The CFPB has a chart available to determine if institutions are required to submit data, and the NCUA reminded credit unions of the change in closed-end mortgage loan threshold; those that originated fewer than 100 covered closed-end mortgage loans in 2018 or 2019 are not required to report any closed-end mortgage loan information for 2020.

The NCUA provided additional details for the data submission process and reminded covered credit unions that delinquent filings could subject them to civil money penalties. NAFCU has several HMDA-related resources available online.

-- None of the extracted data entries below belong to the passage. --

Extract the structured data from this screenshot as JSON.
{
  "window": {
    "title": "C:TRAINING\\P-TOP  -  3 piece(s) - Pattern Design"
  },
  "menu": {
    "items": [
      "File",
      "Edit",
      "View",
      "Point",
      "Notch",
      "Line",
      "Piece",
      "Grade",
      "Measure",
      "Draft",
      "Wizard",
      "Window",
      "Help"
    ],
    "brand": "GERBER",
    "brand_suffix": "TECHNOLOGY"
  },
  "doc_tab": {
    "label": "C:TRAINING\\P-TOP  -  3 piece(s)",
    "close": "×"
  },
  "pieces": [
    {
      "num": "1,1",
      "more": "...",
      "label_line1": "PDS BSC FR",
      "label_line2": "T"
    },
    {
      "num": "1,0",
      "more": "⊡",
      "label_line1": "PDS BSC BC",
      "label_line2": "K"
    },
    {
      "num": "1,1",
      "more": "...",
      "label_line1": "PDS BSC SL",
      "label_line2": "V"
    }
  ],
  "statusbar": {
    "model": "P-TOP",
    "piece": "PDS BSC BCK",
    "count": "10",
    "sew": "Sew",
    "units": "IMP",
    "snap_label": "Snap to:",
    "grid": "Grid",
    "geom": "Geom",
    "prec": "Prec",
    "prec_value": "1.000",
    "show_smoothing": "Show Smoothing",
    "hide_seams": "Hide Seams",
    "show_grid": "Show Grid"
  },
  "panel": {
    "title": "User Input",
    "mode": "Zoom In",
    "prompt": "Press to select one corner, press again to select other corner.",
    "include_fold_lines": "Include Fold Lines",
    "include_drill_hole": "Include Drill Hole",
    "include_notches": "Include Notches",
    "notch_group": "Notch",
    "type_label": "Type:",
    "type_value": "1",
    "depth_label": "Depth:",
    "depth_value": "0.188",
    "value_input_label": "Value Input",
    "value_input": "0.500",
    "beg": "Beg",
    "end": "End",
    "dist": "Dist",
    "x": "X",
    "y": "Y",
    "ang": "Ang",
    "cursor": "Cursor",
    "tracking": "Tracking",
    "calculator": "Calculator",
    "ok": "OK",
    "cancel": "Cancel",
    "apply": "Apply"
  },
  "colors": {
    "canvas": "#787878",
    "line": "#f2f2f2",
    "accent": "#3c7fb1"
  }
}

House Financial Services Committee advances COVID relief provisions

The House Financial Services Committee wrapped up its markup of coronavirus relief provisions as part of the budget reconciliation process Thursday. Several dozen amendments were considered during the two-day markup; one amendment was adopted and would set aside $500 million within the SSBCI for the smallest businesses with a focus on businesses with fewer than 10 employees. The legislation also includes some NAFCU-supported provisions:

  • an additional $25 billion for emergency rental assistance;
  • $9.961 billion to states, territories, and tribes to help households with mortgage payments and other housing costs; and
  • $10 billion to the State Small Business Credit Initiative.

Ahead of the markup, NAFCU reiterated provisions to include that would provide credit unions with access to additional tools to better serve members facing financial hardships amid the coronavirus pandemic.

The House Ways and Means Committee advanced its provisions yesterday to provide additional direct payments to consumers and families, an extension and increase to federal unemployment benefits, and adjusting some tax credits to further support families and workers, and the House Small Business Committee advanced its proposals Wednesday, which include:

  • expanding PPP eligibility and increasing program funding;
  • allocating $15 billion for the Targeted Economic Injury Disaster Loan (EIDL) Advance program;
  • providing $25 billion for a new program at the SBA offering assistance to restaurants and other food and drinking establishments;
  • providing an additional $1.25 billion for the SBA Shuttered Venue Operators Grant Program;
  • appropriating $840 million for administrative costs to prevent, prepare and respond to the COVID–19 pandemic, including expenses related to PPP, aid to Venues, and grants to restaurants;
  • funding $460 million for the disaster loan program; and
  • allocating $25 million for SBA’s Office of Inspector General for oversight, to remain available until expended.

NAFCU will continue to advocate for credit union priorities, and keep members informed as legislation is advanced.